Buildkite incident
Jobs not starting on hosted agents and agent-stack-k8s
Buildkite experienced a major incident on May 7, 2026 affecting Agent API, lasting 49m. The incident has been resolved; the full update timeline is below.
Affected components
Update timeline
- investigating May 07, 2026, 08:48 AM UTC
We've spotted that something has gone wrong. We're currently investigating the issue with new builds not starting.
- investigating May 07, 2026, 09:09 AM UTC
We've identified issue with job acquiring endpoint. We're rolling back now. We'll provide next update in ~20 minutes.
- identified May 07, 2026, 09:24 AM UTC
We're currently seeing recovery at 50% rate. We'll provide next update soon.
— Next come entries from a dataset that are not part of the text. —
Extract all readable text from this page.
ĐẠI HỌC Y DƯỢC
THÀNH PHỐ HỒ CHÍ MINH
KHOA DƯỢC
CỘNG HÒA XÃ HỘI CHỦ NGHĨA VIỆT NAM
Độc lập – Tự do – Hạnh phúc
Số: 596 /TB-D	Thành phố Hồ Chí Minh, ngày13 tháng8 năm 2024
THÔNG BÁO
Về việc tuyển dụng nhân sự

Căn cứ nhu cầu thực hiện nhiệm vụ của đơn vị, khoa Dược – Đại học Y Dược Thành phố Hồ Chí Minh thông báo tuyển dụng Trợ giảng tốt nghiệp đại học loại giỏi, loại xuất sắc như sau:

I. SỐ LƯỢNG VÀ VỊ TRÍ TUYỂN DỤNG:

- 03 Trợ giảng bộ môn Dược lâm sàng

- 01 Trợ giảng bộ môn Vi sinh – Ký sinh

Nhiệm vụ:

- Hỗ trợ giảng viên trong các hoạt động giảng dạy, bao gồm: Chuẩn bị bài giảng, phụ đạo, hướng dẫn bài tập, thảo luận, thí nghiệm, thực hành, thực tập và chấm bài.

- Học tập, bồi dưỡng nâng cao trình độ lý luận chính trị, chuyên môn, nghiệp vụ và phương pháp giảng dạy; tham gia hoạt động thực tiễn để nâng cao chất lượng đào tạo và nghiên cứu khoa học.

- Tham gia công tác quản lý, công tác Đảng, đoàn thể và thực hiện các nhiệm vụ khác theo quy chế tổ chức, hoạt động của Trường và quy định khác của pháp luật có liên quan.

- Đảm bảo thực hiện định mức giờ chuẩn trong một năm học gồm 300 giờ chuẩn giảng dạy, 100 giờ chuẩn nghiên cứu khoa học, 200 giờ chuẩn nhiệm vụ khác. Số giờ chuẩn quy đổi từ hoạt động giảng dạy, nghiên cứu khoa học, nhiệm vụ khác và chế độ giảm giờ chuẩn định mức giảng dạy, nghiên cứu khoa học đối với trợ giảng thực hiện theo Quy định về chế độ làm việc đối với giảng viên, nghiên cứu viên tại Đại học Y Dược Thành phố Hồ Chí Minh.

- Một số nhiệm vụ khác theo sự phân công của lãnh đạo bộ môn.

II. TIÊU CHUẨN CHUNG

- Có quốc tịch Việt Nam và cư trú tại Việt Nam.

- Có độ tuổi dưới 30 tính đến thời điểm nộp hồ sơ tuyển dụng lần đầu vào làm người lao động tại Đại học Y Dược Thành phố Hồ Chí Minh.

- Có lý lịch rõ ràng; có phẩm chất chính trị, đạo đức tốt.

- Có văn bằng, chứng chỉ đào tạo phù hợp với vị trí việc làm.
- resolved May 07, 2026, 09:37 AM UTC
We've reverted a change that caused stale environment variables provided to acquire job used in Hosted Agents, agent-stack-k8s and other agent implementations using acquire job.
- postmortem May 15, 2026, 01:15 AM UTC
## Service Impact On May 7th between 08:14 and 09:25 UTC customers using [hosted agents](https://buildkite.com/docs/agent/buildkite-hosted), the [k8s stack](https://buildkite.com/docs/agent/self-hosted/agent-stack-k8s) and the Buildkite agent [acquire job feature](https://buildkite.com/docs/agent/cli/reference/start#run-a-single-job) experienced failures when starting a job, resulting in an error message `Missing agent. See: buildkite-agent bootstrap --help`. ## Incident Summary As part of our efforts to improve the performance of our platform we shipped a change to how database commits were grouped together. This change inadvertently caused certain job environment variables to be omitted when a job was assigned via the acquire method. These variables are key to our integration with hosted agents as well as customers using our Kubernetes stack and their omission caused any jobs launched via this method to fail. While we had test coverage that ensured these variables were populated, these tests did not exercise the code path used by acquire job effectively enough to indicate this problem before it was deployed. Furthermore, while parts of the change were placed behind a feature flag, the refactor of the code that caused this bug were not. Attempts to restore service by rolling back this change were hindered by the current revision being selected for deploy instead of the previous. The initial rollback was triggered at around 08:40 UTC, but it wasn’t until 09:05 we realised the mistake and began the rollback to the correct revision. The rollback started deploying at 09:16 and at 09:25 service was fully restored.  ## Changes we're making We have added additional rollback gates making it easier to identify when the incorrect revisions has been selected. Our test suite will be expanded to include contract tests for APIs used by Hosted Agent and the Kubernetes stack. Additionally, we are configuring Hosted Agent synthetic tests to automatically page on-call engineers when failures occur, improving our response times.